Review of The Darkest Hour (2011) by Marc L — 26 Aug 2012
Chris Gorak s'était jusqu'ici occupé de petits budgets occasionnellement méritants (le film-catastrophe intimiste "Right next to your door"). Tôt ou tard, les gens comme lui se retrouvent avec un budget plus conséquent entre les mains (30 millions de $, c'est pas le Pérou mais il y a quand même moyen de faire pêter quelques trucs) et à ce moment là, soit ils amorcent leur métamorphose et se muent petits Sam Raimi ou Peter Jackson montés en graine, soit ils livrent simplement la même série B qu'avant mais en plus tape-à-l'oeil.
"The darkest hour" fait partie de cette seconde catégorie, même si cette invasion alien n'est pas aussi grotesque que celle d'une "Skyline" ni aussi bêtement martial et propagandiste que dans "Battle Los Angeles".

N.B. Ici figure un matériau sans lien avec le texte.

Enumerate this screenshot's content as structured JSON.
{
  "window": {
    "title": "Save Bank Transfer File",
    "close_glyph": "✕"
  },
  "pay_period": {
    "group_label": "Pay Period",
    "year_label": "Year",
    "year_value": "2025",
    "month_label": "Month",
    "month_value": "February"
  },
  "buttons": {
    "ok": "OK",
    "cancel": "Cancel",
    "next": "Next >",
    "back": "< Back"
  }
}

Les Aliens sont ici des entités invisibles qui interagissent avec l'électricité, ce qui permet à Gorak d"innover par quelques stratégies de survie inédites durant la première demi-heure.
Malheureusement, ce début prometteur s'épuise rapidement et disparaît derrière les sempiternels gimmick et la terrible banalité du Survival moyen : un classicisme mou qui se voit encore aggravé par l'antipathie profonde que parvient à éveiller le petit groupe de survivants.
En fin de compte, la seule originalité de la chose est de se dérouler à Moscou : un choix sans doute guidé primitivement par la réduction des coûts de tournage et l'envie d'adresser des oeillades énamourées au marché russe mais qui finit par devenir l'unique signe de personnalité de ce nanard de Science-fiction insipide.
This review of The Darkest Hour (2011) was written by Marc L on 26 Aug 2012.
The Darkest Hour has generally received negative reviews.
Was this review helpful?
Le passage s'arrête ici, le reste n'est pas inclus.